# Replacement Headlamp Bulb



## Motor City (Jan 6, 2014)

I picked up this Craftsman today off Craigslist for $125. Its in pretty decent shape, considering how bad these usually rust. It needs a headlamp Bulb and the MTD part is pretty expensive (PRT# 725-1300). Does anybody know of a cheaper replacement bulb, or what the industry number of this bulb may be?


----------



## CO Snow (Dec 8, 2011)

The new part # is 925-1300 (on Sears Parts Direct). It is high priced. I had a similar situation with my Craftsman. I removed the light and took it to my local auto parts store (I found a replacement/substitute much cheaper at O'Reilly Auto Parts but other auto stores didn't have it so you may need to check around). Look on the back of the headlamp. There may be a universal part number rather than the MTD part number.


----------



## CO Snow (Dec 8, 2011)

I did a search based on the new part # and there were some photos of the headlamp. One of the photos shows the back of the lamp and there is another part # - Wagner 4414. I use a Wagner substitute for my blower. Measure the dimensions of your headlamp and then compare here:

Incandescent Sealed Beam

The above link takes you to the correct website but not the item (?) so enter Wagner 4414 and search the site. 

$6.84 is a lot better than $40-50. Good luck.

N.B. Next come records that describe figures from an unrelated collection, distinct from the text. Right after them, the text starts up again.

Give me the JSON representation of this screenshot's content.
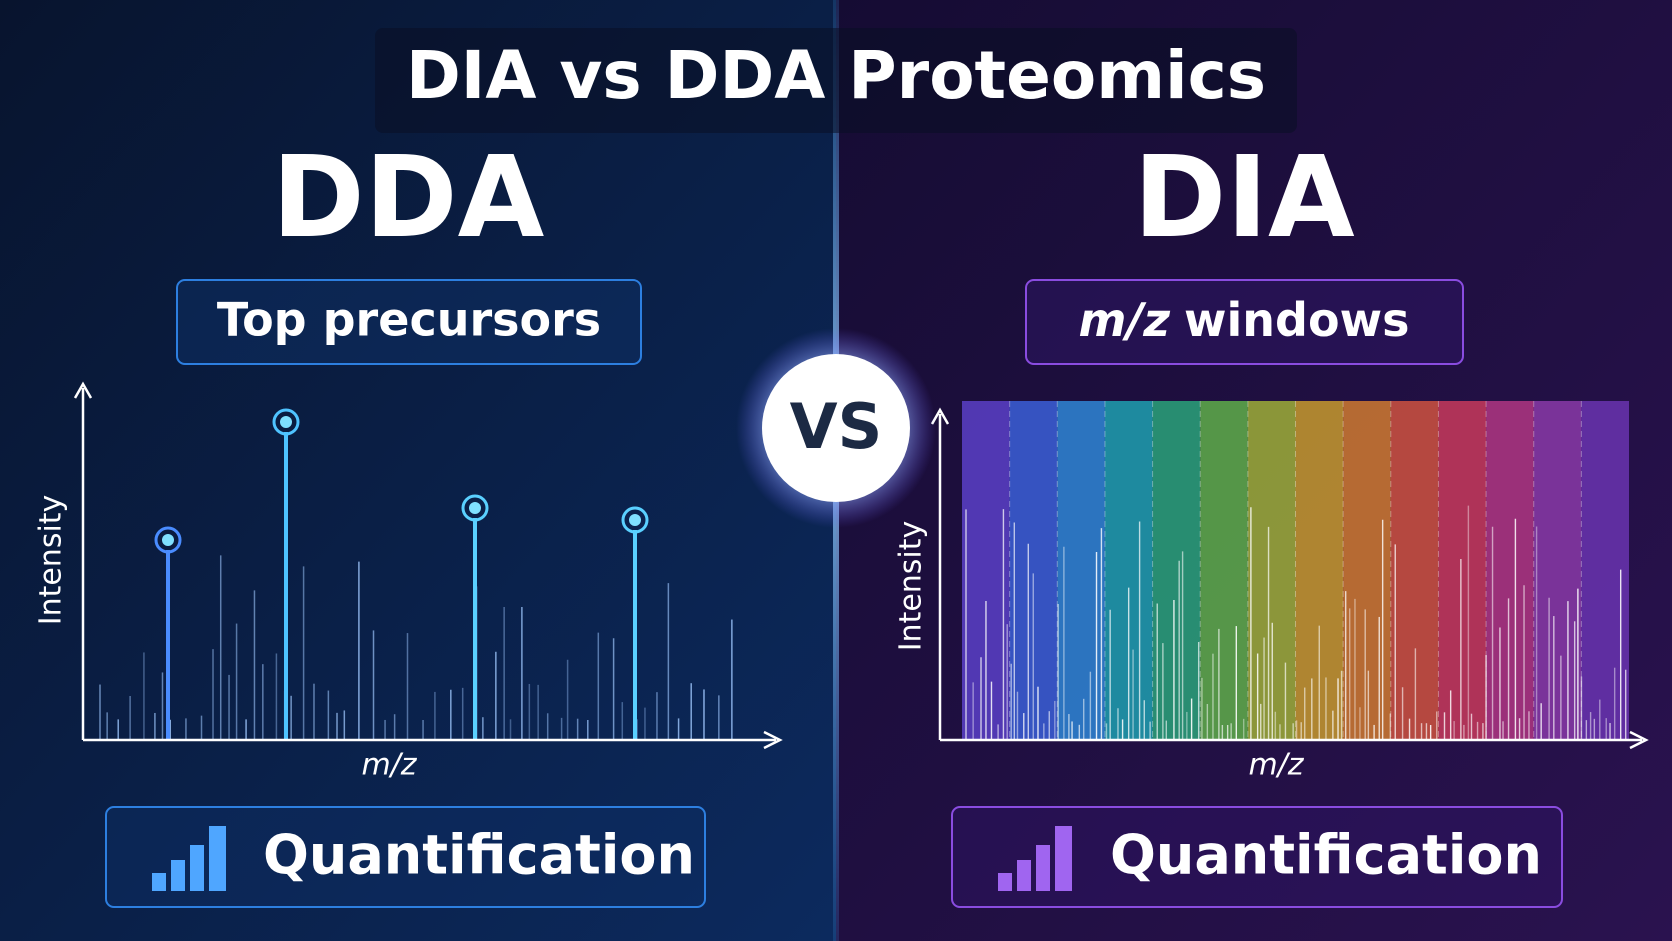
{
  "title": "DIA vs DDA Proteomics",
  "versus": "VS",
  "panels": [
    {
      "heading": "DDA",
      "method_label": "Top precursors",
      "y_axis_label": "Intensity",
      "x_axis_label": "m/z",
      "footer": "Quantification"
    },
    {
      "heading": "DIA",
      "method_label_italic": "m/z",
      "method_label_rest": "windows",
      "y_axis_label": "Intensity",
      "x_axis_label": "m/z",
      "footer": "Quantification"
    }
  ]
}
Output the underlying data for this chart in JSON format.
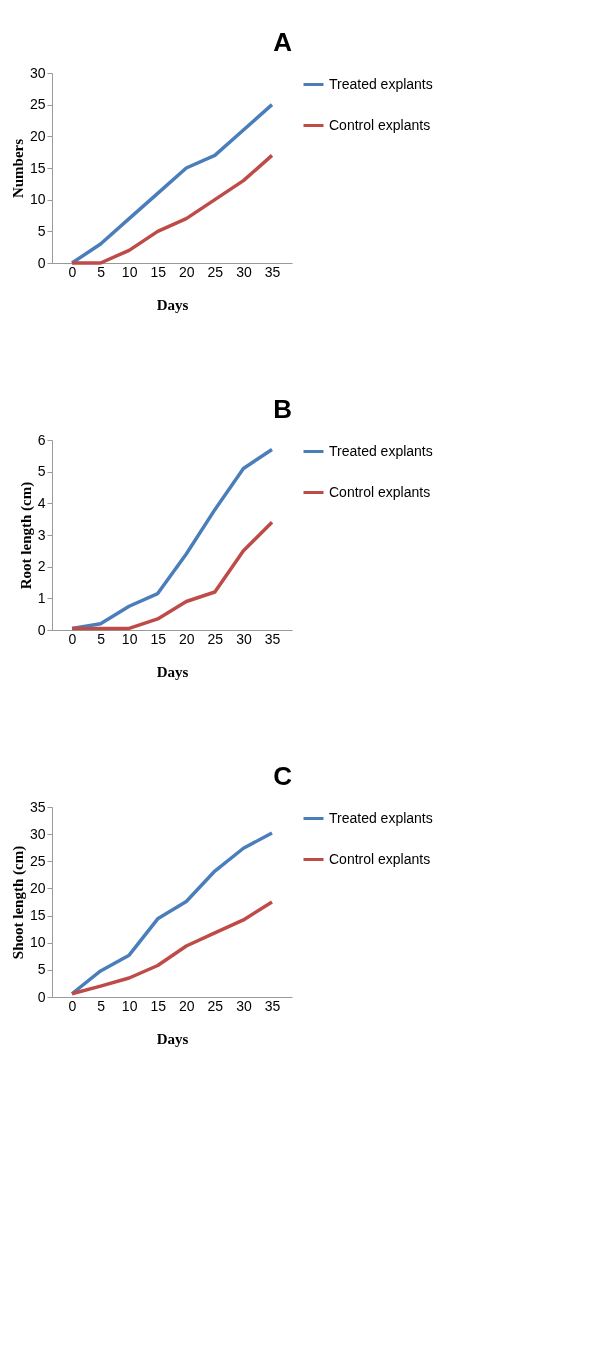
{
  "chart_data": [
    {
      "type": "line",
      "title": "A",
      "xlabel": "Days",
      "ylabel": "Numbers",
      "categories": [
        "0",
        "5",
        "10",
        "15",
        "20",
        "25",
        "30",
        "35"
      ],
      "ylim": [
        0,
        30
      ],
      "yticks": [
        0,
        5,
        10,
        15,
        20,
        25,
        30
      ],
      "grid": false,
      "legend": "right",
      "marker": "none",
      "line_style": "solid",
      "series": [
        {
          "name": "Treated explants",
          "color": "#4a7ebb",
          "values": [
            0,
            3,
            7,
            11,
            15,
            17,
            21,
            25
          ]
        },
        {
          "name": "Control explants",
          "color": "#be4b48",
          "values": [
            0,
            0,
            2,
            5,
            7,
            10,
            13,
            17
          ]
        }
      ]
    },
    {
      "type": "line",
      "title": "B",
      "xlabel": "Days",
      "ylabel": "Root length (cm)",
      "categories": [
        "0",
        "5",
        "10",
        "15",
        "20",
        "25",
        "30",
        "35"
      ],
      "ylim": [
        0,
        6
      ],
      "yticks": [
        0,
        1,
        2,
        3,
        4,
        5,
        6
      ],
      "grid": false,
      "legend": "right",
      "marker": "none",
      "line_style": "solid",
      "series": [
        {
          "name": "Treated explants",
          "color": "#4a7ebb",
          "values": [
            0.05,
            0.2,
            0.75,
            1.15,
            2.4,
            3.8,
            5.1,
            5.7
          ]
        },
        {
          "name": "Control explants",
          "color": "#be4b48",
          "values": [
            0.05,
            0.05,
            0.05,
            0.35,
            0.9,
            1.2,
            2.5,
            3.4
          ]
        }
      ]
    },
    {
      "type": "line",
      "title": "C",
      "xlabel": "Days",
      "ylabel": "Shoot length (cm)",
      "categories": [
        "0",
        "5",
        "10",
        "15",
        "20",
        "25",
        "30",
        "35"
      ],
      "ylim": [
        0,
        35
      ],
      "yticks": [
        0,
        5,
        10,
        15,
        20,
        25,
        30,
        35
      ],
      "grid": false,
      "legend": "right",
      "marker": "none",
      "line_style": "solid",
      "series": [
        {
          "name": "Treated explants",
          "color": "#4a7ebb",
          "values": [
            0.6,
            4.8,
            7.7,
            14.4,
            17.6,
            23.2,
            27.4,
            30.2
          ]
        },
        {
          "name": "Control explants",
          "color": "#be4b48",
          "values": [
            0.6,
            2.0,
            3.5,
            5.8,
            9.4,
            11.8,
            14.2,
            17.5
          ]
        }
      ]
    }
  ]
}
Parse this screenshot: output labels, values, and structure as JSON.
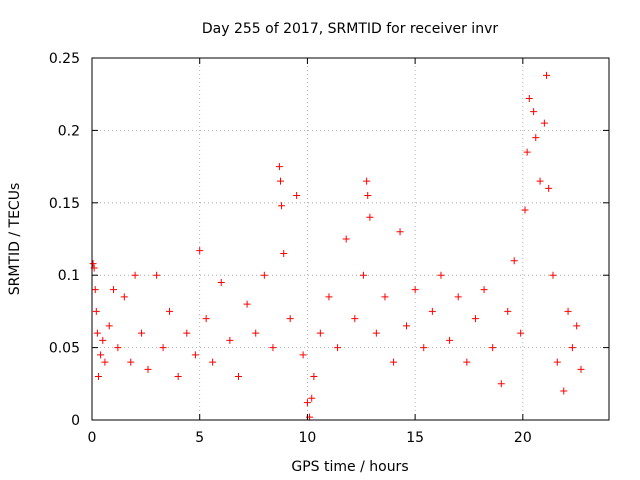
{
  "chart_data": {
    "type": "scatter",
    "title": "Day 255 of 2017, SRMTID for receiver invr",
    "xlabel": "GPS time / hours",
    "ylabel": "SRMTID / TECUs",
    "xlim": [
      0,
      24
    ],
    "ylim": [
      0,
      0.25
    ],
    "x_ticks": [
      "0",
      "5",
      "10",
      "15",
      "20"
    ],
    "y_ticks": [
      "0",
      "0.05",
      "0.1",
      "0.15",
      "0.2",
      "0.25"
    ],
    "grid": true,
    "marker": "plus",
    "color": "#ff0000",
    "series": [
      {
        "points": [
          [
            0.05,
            0.108
          ],
          [
            0.1,
            0.105
          ],
          [
            0.15,
            0.09
          ],
          [
            0.2,
            0.075
          ],
          [
            0.25,
            0.06
          ],
          [
            0.3,
            0.03
          ],
          [
            0.4,
            0.045
          ],
          [
            0.5,
            0.055
          ],
          [
            0.6,
            0.04
          ],
          [
            0.8,
            0.065
          ],
          [
            1.0,
            0.09
          ],
          [
            1.2,
            0.05
          ],
          [
            1.5,
            0.085
          ],
          [
            1.8,
            0.04
          ],
          [
            2.0,
            0.1
          ],
          [
            2.3,
            0.06
          ],
          [
            2.6,
            0.035
          ],
          [
            3.0,
            0.1
          ],
          [
            3.3,
            0.05
          ],
          [
            3.6,
            0.075
          ],
          [
            4.0,
            0.03
          ],
          [
            4.4,
            0.06
          ],
          [
            4.8,
            0.045
          ],
          [
            5.0,
            0.117
          ],
          [
            5.3,
            0.07
          ],
          [
            5.6,
            0.04
          ],
          [
            6.0,
            0.095
          ],
          [
            6.4,
            0.055
          ],
          [
            6.8,
            0.03
          ],
          [
            7.2,
            0.08
          ],
          [
            7.6,
            0.06
          ],
          [
            8.0,
            0.1
          ],
          [
            8.4,
            0.05
          ],
          [
            8.7,
            0.175
          ],
          [
            8.75,
            0.165
          ],
          [
            8.8,
            0.148
          ],
          [
            8.9,
            0.115
          ],
          [
            9.2,
            0.07
          ],
          [
            9.5,
            0.155
          ],
          [
            9.8,
            0.045
          ],
          [
            10.0,
            0.012
          ],
          [
            10.1,
            0.002
          ],
          [
            10.2,
            0.015
          ],
          [
            10.3,
            0.03
          ],
          [
            10.6,
            0.06
          ],
          [
            11.0,
            0.085
          ],
          [
            11.4,
            0.05
          ],
          [
            11.8,
            0.125
          ],
          [
            12.2,
            0.07
          ],
          [
            12.6,
            0.1
          ],
          [
            12.75,
            0.165
          ],
          [
            12.8,
            0.155
          ],
          [
            12.9,
            0.14
          ],
          [
            13.2,
            0.06
          ],
          [
            13.6,
            0.085
          ],
          [
            14.0,
            0.04
          ],
          [
            14.3,
            0.13
          ],
          [
            14.6,
            0.065
          ],
          [
            15.0,
            0.09
          ],
          [
            15.4,
            0.05
          ],
          [
            15.8,
            0.075
          ],
          [
            16.2,
            0.1
          ],
          [
            16.6,
            0.055
          ],
          [
            17.0,
            0.085
          ],
          [
            17.4,
            0.04
          ],
          [
            17.8,
            0.07
          ],
          [
            18.2,
            0.09
          ],
          [
            18.6,
            0.05
          ],
          [
            19.0,
            0.025
          ],
          [
            19.3,
            0.075
          ],
          [
            19.6,
            0.11
          ],
          [
            19.9,
            0.06
          ],
          [
            20.1,
            0.145
          ],
          [
            20.2,
            0.185
          ],
          [
            20.3,
            0.222
          ],
          [
            20.5,
            0.213
          ],
          [
            20.6,
            0.195
          ],
          [
            20.8,
            0.165
          ],
          [
            21.0,
            0.205
          ],
          [
            21.1,
            0.238
          ],
          [
            21.2,
            0.16
          ],
          [
            21.4,
            0.1
          ],
          [
            21.6,
            0.04
          ],
          [
            21.9,
            0.02
          ],
          [
            22.1,
            0.075
          ],
          [
            22.3,
            0.05
          ],
          [
            22.5,
            0.065
          ],
          [
            22.7,
            0.035
          ]
        ]
      }
    ]
  }
}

By the way, don't be fooled by the square plastic mounting surrounding the lamp. The lamp itself is most likely ROUND.


----------



## Motor City (Jan 6, 2014)

CO Snow said:


> I did a search based on the new part # and there were some photos of the headlamp. One of the photos shows the back of the lamp and there is another part # - Wagner 4414. I use a Wagner substitute for my blower. Measure the dimensions of your headlamp and then compare here:
> 
> Incandescent Sealed Beam
> 
> $6.84 is a lot better than $40-50. Good luck. By the way, don't be fooled by the square plastic mounting surrounding the lamp. The lamp itself is most likely ROUND.


Thanks, I found the same number. 4414, which is a 12volt , 18 watt bulb. Its a PAR36, style bulb. Its ridiculous how much MTD and mower supply places want for this bulb. Its like a 4-5 times markup.


----------



## superedge88 (Nov 26, 2013)

Retrofit an LED light and you'll never have to change the bulb again!


----------



## Motor City (Jan 6, 2014)

superedge88 said:


> Retrofit an LED light and you'll never have to change the bulb again!


Gonna flip the machine! It needs new belts, and back on Craigslist she goes.


----------